FERNANDO.— ¿Cora?… En el jardín; preparando el coche.

AMANTE.— Qué mujer, Fernando…, es terrible. ¿Por qué habrá

venido? ¡Tan bella como yo la soñaba!

FERNANDO.— Y sin embargo es la verdadera. La que cantaba para

usted aquella noche del «Fausto».

AMANTE.— Ah, no; la mía es otra cosa: una ilusión, un poema sin

palabras. Los ojos, sí: son los mismos de aquella noche.

FERNANDO.— Puede ser para usted la gran aventura.

AMANTE.— Una aventura peligrosa. Usted no la conoce: esa mujer

me mata en quince días.

FERNANDO.— Es el amor.

AMANTE.— ¡Pero qué amor!

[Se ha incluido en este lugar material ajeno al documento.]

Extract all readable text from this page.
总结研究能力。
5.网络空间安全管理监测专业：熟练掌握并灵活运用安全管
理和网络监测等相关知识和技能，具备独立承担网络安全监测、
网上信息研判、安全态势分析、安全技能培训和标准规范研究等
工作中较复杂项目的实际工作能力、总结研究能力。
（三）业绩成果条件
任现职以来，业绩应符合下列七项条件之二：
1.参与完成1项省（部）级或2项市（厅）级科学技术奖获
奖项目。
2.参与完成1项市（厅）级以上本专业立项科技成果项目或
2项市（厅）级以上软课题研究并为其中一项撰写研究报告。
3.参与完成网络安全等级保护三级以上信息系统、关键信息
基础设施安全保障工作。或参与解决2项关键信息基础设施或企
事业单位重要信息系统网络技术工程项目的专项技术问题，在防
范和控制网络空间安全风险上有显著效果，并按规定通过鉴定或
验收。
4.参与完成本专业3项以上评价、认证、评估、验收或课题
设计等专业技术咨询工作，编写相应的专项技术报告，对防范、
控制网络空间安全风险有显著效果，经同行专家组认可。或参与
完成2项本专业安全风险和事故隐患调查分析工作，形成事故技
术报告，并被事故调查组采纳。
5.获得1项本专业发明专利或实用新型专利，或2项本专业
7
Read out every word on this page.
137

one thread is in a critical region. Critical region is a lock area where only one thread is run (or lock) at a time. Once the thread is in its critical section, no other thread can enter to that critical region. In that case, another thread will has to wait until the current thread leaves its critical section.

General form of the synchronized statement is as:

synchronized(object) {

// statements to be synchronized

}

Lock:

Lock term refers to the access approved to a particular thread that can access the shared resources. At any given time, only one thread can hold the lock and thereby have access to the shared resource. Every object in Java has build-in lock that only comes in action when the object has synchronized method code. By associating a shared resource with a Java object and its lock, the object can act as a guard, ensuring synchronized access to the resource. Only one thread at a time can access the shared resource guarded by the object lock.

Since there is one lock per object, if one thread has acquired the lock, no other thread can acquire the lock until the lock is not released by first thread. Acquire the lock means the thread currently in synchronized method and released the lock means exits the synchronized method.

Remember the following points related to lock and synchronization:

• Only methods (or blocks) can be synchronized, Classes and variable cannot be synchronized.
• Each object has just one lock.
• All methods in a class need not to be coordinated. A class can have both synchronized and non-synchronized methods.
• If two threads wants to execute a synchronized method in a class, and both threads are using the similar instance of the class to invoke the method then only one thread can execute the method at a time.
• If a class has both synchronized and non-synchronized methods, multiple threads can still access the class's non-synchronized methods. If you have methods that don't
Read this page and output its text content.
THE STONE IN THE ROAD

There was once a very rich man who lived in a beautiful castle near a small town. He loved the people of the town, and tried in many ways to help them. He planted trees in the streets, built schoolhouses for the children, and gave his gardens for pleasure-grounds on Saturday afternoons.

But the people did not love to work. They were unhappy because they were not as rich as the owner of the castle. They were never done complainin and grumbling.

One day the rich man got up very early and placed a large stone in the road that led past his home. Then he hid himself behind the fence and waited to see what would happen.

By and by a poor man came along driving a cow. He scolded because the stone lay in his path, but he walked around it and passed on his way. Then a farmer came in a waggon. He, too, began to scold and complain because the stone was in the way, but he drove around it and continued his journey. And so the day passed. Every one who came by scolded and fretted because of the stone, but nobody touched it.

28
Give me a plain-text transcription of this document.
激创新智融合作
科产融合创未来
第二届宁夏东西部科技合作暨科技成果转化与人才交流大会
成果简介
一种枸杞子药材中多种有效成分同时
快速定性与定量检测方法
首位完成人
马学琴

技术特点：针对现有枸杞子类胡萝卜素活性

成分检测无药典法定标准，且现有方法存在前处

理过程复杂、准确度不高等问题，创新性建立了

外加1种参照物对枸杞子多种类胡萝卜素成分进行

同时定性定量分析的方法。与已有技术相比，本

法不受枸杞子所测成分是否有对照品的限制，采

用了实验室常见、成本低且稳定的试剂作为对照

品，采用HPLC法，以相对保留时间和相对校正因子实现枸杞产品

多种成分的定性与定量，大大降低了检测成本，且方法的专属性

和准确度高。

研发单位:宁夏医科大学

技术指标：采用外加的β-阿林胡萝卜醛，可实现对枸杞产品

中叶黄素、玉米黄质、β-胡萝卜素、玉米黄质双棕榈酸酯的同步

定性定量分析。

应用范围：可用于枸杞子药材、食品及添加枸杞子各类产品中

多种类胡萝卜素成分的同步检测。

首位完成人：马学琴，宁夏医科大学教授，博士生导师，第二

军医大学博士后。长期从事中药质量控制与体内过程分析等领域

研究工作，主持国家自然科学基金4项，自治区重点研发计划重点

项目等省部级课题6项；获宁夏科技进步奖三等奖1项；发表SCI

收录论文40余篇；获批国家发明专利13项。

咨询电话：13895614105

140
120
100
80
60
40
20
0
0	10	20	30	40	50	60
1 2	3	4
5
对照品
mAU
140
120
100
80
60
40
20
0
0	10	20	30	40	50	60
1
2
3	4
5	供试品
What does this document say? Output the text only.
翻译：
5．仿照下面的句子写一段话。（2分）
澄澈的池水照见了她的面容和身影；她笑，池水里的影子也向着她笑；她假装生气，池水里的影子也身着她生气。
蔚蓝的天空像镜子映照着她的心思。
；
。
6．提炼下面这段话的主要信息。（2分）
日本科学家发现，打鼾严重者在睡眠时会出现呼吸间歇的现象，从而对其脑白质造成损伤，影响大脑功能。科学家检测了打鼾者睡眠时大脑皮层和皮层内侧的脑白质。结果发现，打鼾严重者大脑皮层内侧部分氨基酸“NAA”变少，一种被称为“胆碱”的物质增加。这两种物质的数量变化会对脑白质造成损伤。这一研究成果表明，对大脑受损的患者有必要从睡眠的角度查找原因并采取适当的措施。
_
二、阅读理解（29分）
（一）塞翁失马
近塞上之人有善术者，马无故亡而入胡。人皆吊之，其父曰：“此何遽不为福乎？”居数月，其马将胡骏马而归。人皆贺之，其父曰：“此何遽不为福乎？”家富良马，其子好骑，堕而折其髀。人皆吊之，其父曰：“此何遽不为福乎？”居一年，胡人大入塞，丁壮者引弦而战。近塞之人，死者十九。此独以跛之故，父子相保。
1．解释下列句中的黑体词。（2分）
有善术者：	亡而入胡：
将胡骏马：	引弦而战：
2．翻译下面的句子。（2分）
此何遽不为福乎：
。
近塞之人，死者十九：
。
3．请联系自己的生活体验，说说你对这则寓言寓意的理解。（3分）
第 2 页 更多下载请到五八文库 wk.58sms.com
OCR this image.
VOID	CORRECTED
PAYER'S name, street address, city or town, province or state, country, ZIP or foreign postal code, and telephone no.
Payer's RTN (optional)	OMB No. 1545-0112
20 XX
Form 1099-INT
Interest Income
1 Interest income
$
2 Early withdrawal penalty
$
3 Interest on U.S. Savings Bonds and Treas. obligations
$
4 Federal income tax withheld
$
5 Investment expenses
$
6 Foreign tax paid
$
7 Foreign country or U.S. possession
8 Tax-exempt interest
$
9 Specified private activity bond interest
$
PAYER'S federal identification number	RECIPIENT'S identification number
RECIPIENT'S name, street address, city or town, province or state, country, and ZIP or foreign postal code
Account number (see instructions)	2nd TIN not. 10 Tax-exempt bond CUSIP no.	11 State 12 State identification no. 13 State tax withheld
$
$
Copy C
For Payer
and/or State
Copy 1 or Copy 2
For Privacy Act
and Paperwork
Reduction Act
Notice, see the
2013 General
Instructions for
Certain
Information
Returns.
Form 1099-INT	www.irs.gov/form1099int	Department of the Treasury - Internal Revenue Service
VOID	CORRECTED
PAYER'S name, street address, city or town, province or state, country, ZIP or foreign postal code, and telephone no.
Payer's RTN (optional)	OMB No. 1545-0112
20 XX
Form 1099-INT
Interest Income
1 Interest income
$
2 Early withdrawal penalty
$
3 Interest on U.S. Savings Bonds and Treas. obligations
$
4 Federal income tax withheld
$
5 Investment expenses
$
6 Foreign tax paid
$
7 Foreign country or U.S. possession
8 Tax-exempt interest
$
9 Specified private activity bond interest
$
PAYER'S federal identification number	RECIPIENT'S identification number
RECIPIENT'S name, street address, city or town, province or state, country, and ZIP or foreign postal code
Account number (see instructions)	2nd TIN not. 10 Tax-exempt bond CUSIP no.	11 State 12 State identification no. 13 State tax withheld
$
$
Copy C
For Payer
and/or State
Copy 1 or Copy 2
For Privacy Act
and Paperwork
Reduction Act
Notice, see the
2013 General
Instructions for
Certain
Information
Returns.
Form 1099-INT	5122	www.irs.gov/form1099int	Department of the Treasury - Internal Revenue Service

Yo soñaba los besos de mujer como una

caricia suave; como un repicar de pétalos en la piel. Cora no es eso.

FERNANDO.— ¡Besa fuerte, eh!

AMANTE.— ¡Muerde! Trepida…, estalla. Ahora ya me voy

acostumbrando un poco. Pero ayer… del primer beso que me dio, me tiró

al suelo. ¡Y abrazando! Se enrolla, rechina, solloza unas cosas guturales

que ponen los pelos de punta. ¡Es un temblor de tierra, Fernando, es un

temblor!

FERNANDO.— Le ha tomado usted miedo.

AMANTE.— Miedo, miedo, no. La quiero, me gustaría verla siempre.

Pero un poco desde lejos.

FERNANDO.— Desde lo alto de la galería.